Die beiden Wissenschaftler aus der Pädagogischen Psychologie Dr. Anett Wolgast und Dr. Matthias Donat von der MLU wollten herausfinden, ob es Unterschiede im Umgang mit dem Thema zwischen verschiedenen Länderkulturen und zwischen Jungen und Mädchen gibt. Hierfür verglichen sie Daten der Weltgesundheitsorganisation WHO, die im Rahmen einer groß angelegten Studie über mehrere Jahre hinweg pro Land etwa 3.000 Jugendliche zu ihrem Leben befragt hat. Dazu gehörten Angaben dazu, welche Erfahrungen die Jugendlichen bereits mit der Schikane durch ihre Klassenkameraden gemacht haben, aber auch zum Alkohol- und Tabakkonsum, zu psychosomatischen Beschwerden sowie dazu, wie leicht es den Befragten fällt, mit ihren Freunden zu sprechen und wie sie den sozialen Rückhalt ihrer Klassenkameraden einschätzen.
Für die Studie analysierten die beiden Wissenschaftler die Antworten von Jugendlichen aus Deutschland, Griechenland und den USA aus verschiedenen Erhebungszeiträumen. Die Länder hatten die Forscher ausgewählt, weil das Gruppengefühl in den drei Staaten sehr unterschiedlich ausgeprägt ist: Die USA seien demnach eher individualistisch, Griechenland eher kollektivistisch geprägt und Deutschland liege in etwa in der Mitte. Bei der Analyse zeigte sich, dass die Probleme und das Verhalten der Jugendlichen in allen drei Ländern ähnlich sind. Etwa neun Prozent der Jungen und Mädchen hatten wiederholt physische oder psychische Angriffe durch ihre Klassenkameraden erlebt. "Keines der drei Länder kann als Vorbild für den Umgang mit dem Problem dienen. Diese Stabilität über kulturelle und zeitliche Grenzen hinweg hat uns erschrocken", sagt Anett Wolgast.

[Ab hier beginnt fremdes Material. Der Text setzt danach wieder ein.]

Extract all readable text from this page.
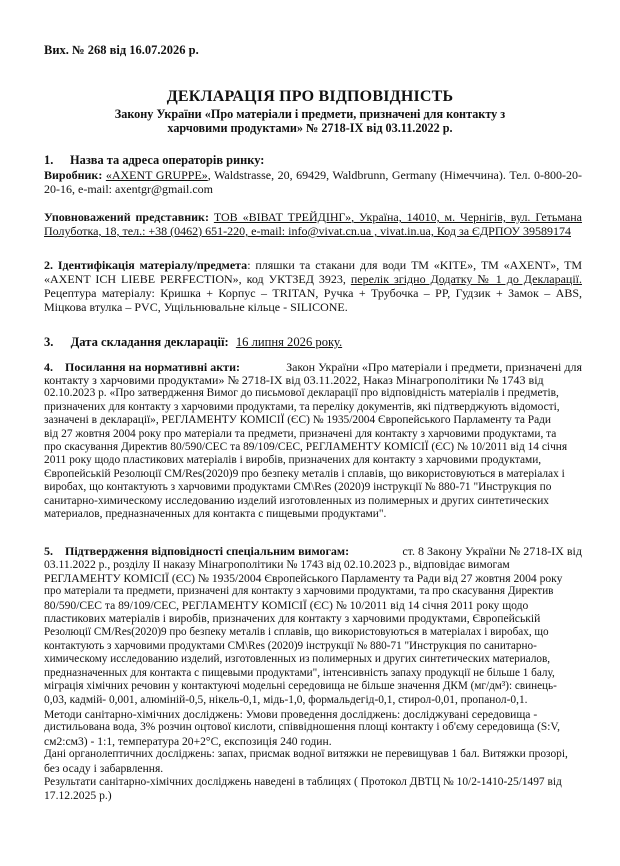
Вих. № 268 від 16.07.2026 р.
ДЕКЛАРАЦІЯ ПРО ВІДПОВІДНІСТЬ
Закону України «Про матеріали і предмети, призначені для контакту з
харчовими продуктами» № 2718-IX від 03.11.2022 р.
1. Назва та адреса операторів ринку:
Виробник: «AXENT GRUPPE», Waldstrasse, 20, 69429, Waldbrunn, Germany (Німеччина). Тел. 0-800-20-20-16, e-mail: axentgr@gmail.com
Уповноважений представник: ТОВ «ВІВАТ ТРЕЙДІНГ», Україна, 14010, м. Чернігів, вул. Гетьмана Полуботка, 18, тел.: +38 (0462) 651-220, e-mail: info@vivat.cn.ua , vivat.in.ua, Код за ЄДРПОУ 39589174
2. Ідентифікація матеріалу/предмета: пляшки та стакани для води ТМ «KITE», ТМ «AXENT», ТМ «AXENT ICH LIEBE PERFECTION», код УКТЗЕД 3923, перелік згідно Додатку № 1 до Декларації. Рецептура матеріалу: Кришка + Корпус – TRITAN, Ручка + Трубочка – PP, Гудзик + Замок – ABS, Міцкова втулка – PVC, Ущільнювальне кільце - SILICONE.
3. Дата складання декларації: 16 липня 2026 року.
4. Посилання на нормативні акти:	Закон України «Про матеріали і предмети, призначені для
контакту з харчовими продуктами» № 2718-IX від 03.11.2022, Наказ Мінагрополітики № 1743 від
02.10.2023 р. «Про затвердження Вимог до письмової декларації про відповідність матеріалів і предметів,
призначених для контакту з харчовими продуктами, та переліку документів, які підтверджують відомості,
зазначені в декларації», РЕГЛАМЕНТУ КОМІСІЇ (ЄС) № 1935/2004 Європейського Парламенту та Ради
від 27 жовтня 2004 року про матеріали та предмети, призначені для контакту з харчовими продуктами, та
про скасування Директив 80/590/CEC та 89/109/CEC, РЕГЛАМЕНТУ КОМІСІЇ (ЄС) № 10/2011 від 14 січня
2011 року щодо пластикових матеріалів і виробів, призначених для контакту з харчовими продуктами,
Європейській Резолюції CM/Res(2020)9 про безпеку металів і сплавів, що використовуються в матеріалах і
виробах, що контактують з харчовими продуктами CM\Res (2020)9 інструкції № 880-71 "Инструкция по
санитарно-химическому исследованию изделий изготовленных из полимерных и других синтетических
материалов, предназначенных для контакта с пищевыми продуктами".
5. Підтвердження відповідності спеціальним вимогам:	ст. 8 Закону України № 2718-IX від
03.11.2022 р., розділу II наказу Мінагрополітики № 1743 від 02.10.2023 р., відповідає вимогам
РЕГЛАМЕНТУ КОМІСІЇ (ЄС) № 1935/2004 Європейського Парламенту та Ради від 27 жовтня 2004 року
про матеріали та предмети, призначені для контакту з харчовими продуктами, та про скасування Директив
80/590/CEC та 89/109/CEC, РЕГЛАМЕНТУ КОМІСІЇ (ЄС) № 10/2011 від 14 січня 2011 року щодо
пластикових матеріалів і виробів, призначених для контакту з харчовими продуктами, Європейській
Резолюції CM/Res(2020)9 про безпеку металів і сплавів, що використовуються в матеріалах і виробах, що
контактують з харчовими продуктами CM\Res (2020)9 інструкції № 880-71 "Инструкция по санитарно-
химическому исследованию изделий, изготовленных из полимерных и других синтетических материалов,
предназначенных для контакта с пищевыми продуктами", інтенсивність запаху продукції не більше 1 балу,
міграція хімічних речовин у контактуючі модельні середовища не більше значення ДКМ (мг/дм³): свинець-
0,03, кадмій- 0,001, алюміній-0,5, нікель-0,1, мідь-1,0, формальдегід-0,1, стирол-0,01, пропанол-0,1.
Методи санітарно-хімічних досліджень: Умови проведення досліджень: досліджувані середовища -
дистильована вода, 3% розчин оцтової кислоти, співвідношення площі контакту і об'єму середовища (S:V,
см2:см3) - 1:1, температура 20+2°С, експозиція 240 годин.
Дані органолептичних досліджень: запах, присмак водної витяжки не перевищував 1 бал. Витяжки прозорі,
без осаду і забарвлення.
Результати санітарно-хімічних досліджень наведені в таблицях ( Протокол ДВТЦ № 10/2-1410-25/1497 від
17.12.2025 р.)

Die Forscher wollten zudem den Zusammenhang zwischen der Schikane durch Mitschülerinnen und -schüler und verschiedenen weiteren Faktoren beleuchten: Dabei ging es um das Risikoverhalten der Jugendlichen, speziell ihren Alkohol- und Tabakkonsum, und ob die Befragten unter psychosomatischen Beschwerden, wie Bauch-, Kopf- und Rückenschmerzen oder Niedergeschlagenheit, leiden. Außerdem analysierten die Wissenschaftler, wie Täter und Opfer mit ihrem sozialem Umfeld interagieren: Fällt es ihnen leicht, mit Freunden zu sprechen? Wie erleben sie den Rückhalt in ihrem sozialen Umfeld in der Schulklasse? Das Ergebnis: Jungen und Mädchen konsumieren ähnlich häufig Alkohol und rauchen, wenn sie Opfer von verbalen oder körperlichen Angriffen sind. "Mädchen neigen etwas mehr zum Internalisieren von Problemen, also etwa Bauch- oder Kopfschmerzen", ergänzt Wolgast.

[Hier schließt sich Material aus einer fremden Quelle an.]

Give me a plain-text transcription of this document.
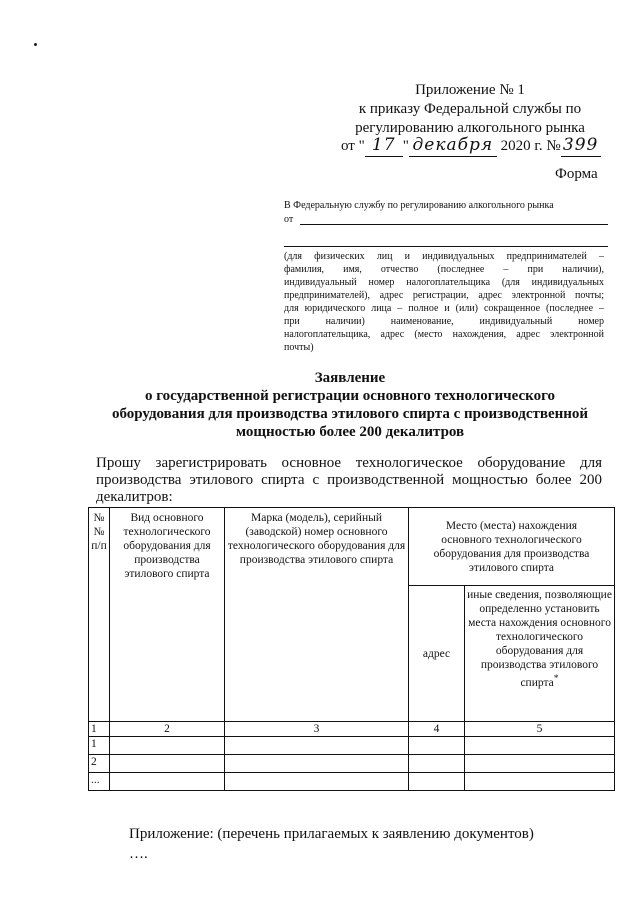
Приложение № 1
к приказу Федеральной службы по
регулированию алкогольного рынка
от " 17 " декабря 2020 г. № 399
Форма
В Федеральную службу по регулированию алкогольного рынка
от
(для физических лиц и индивидуальных предпринимателей –
фамилия, имя, отчество (последнее – при наличии),
индивидуальный номер налогоплательщика (для индивидуальных
предпринимателей), адрес регистрации, адрес электронной почты;
для юридического лица – полное и (или) сокращенное (последнее –
при наличии) наименование, индивидуальный номер
налогоплательщика, адрес (место нахождения, адрес электронной
почты)
Заявление
о государственной регистрации основного технологического
оборудования для производства этилового спирта с производственной
мощностью более 200 декалитров
Прошу зарегистрировать основное технологическое оборудование для
производства этилового спирта с производственной мощностью более 200
декалитров:
№ № п/п	Вид основного технологического оборудования для производства этилового спирта	Марка (модель), серийный (заводской) номер основного технологического оборудования для производства этилового спирта	Место (места) нахождения основного технологического оборудования для производства этилового спирта	
			адрес	иные сведения, позволяющие определенно установить места нахождения основного технологического оборудования для производства этилового спирта*
1	2	3	4	5
1				
2				
...				
Приложение: (перечень прилагаемых к заявлению документов)
….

Überrascht waren die beiden Wissenschaftler davon, dass sowohl Täter als auch Opfer über ähnliche Probleme mit ihrem Umfeld berichteten: Beiden fiel es schwer, mit Freunden oder Klassenkameraden zu sprechen. Zudem gaben beide Gruppen an, gefühlt wenig Unterstützung aus ihrem Umfeld zu erhalten. "Dass Täter und Opfer ähnliche Probleme haben, ist bemerkenswert. Aus diesem Befund könnten sich neue Präventionsstrategien ableiten lassen", so Wolgast weiter. Damit ist gemeint, dass bisherige Maßnahmen noch stärker darauf abzielen sollten, den Dialog unter Schülerinnen und Schülern zu ermöglichen, um so das Klassenklima zu verbessern. Das könne zum Beispiel über Regeln passieren, die die Schülerinnen und Schüler einer Klasse für sich selbst aufstellen. Hier sollte etwa die gegenseitige Unterstützung eine große Rolle spielen, so die Forscher abschließend.